Outcomes Following Proton Therapy for Pediatric Low-Grade Glioma Indelicato, Daniel J. et al. International Journal of Radiation Oncology • Biology • Physics , Volume 104 , Issue 1 , 149 – 156.
Low-grade gliomas (LGGs) are the most common brain tumors in children, with approximately 800 cases diagnosed each year in the United States. Management of these tumors depends on several elements, including host factors (eg, patient age and comorbidities) and disease characteristics (eg, tumor location and histologic subtype). With a long-term survival rate that exceeds 90%, therapy selection involves careful consideration of minimizing late toxicity from surgery, chemotherapy, and irradiation. Treatment side effects can be permanent or life threatening and include neurocognitive impairment, neurologic deficits, neurovascular compromise, neuroendocrine deficiency, and second malignancies.

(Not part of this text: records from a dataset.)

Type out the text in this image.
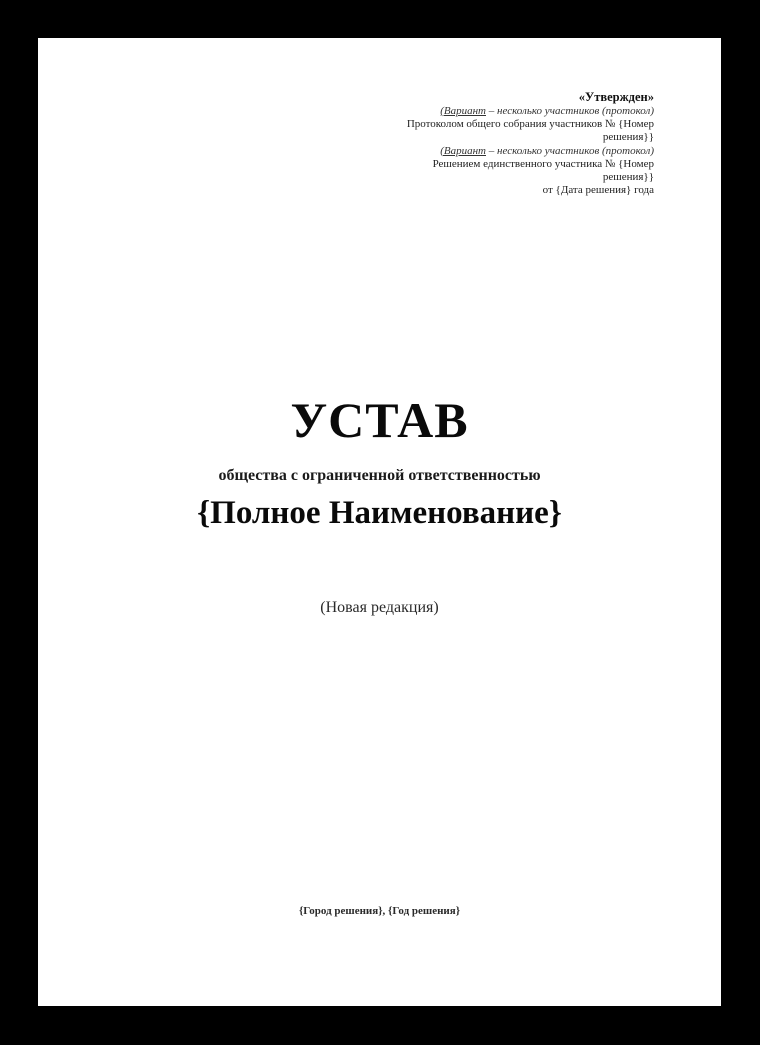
«Утвержден»
(Вариант – несколько участников (протокол)
Протоколом общего собрания участников № {Номер
решения}}
(Вариант – несколько участников (протокол)
Решением единственного участника № {Номер
решения}}
от {Дата решения} года
УСТАВ
общества с ограниченной ответственностью
{Полное Наименование}
(Новая редакция)
{Город решения}, {Год решения}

Surgery, radiation therapy, and chemotherapy may be used as solitary therapies or in combination, offering different therapeutic ratios depending on the setting. As a result, establishing the ideal treatment choice and sequencing has historically been an area of controversy, presenting challenges that are further complicated by the emergence of molecular targets.
Several studies have attempted to mitigate the impact of late radiation toxicity through selective radiation avoidance, systematic reduction in the size of target volumes, and the use of advanced radiation techniques. Of these radiation techniques, proton therapy is particularly promising because it allows for reductions in the low and intermediate radiation dose to normal tissue outside of the target volume. Accordingly, LGGs in children are considered a “Group 1” indication for proton therapy according to the United States American Society for Radiation Oncology Model Policy, and they have become the third most common pediatric brain tumor type treated with proton therapy worldwide.
Compared with modern photon series, proton therapy reduces the radiation dose to developing brain tissue, diminishing acute toxicities without compromising disease control.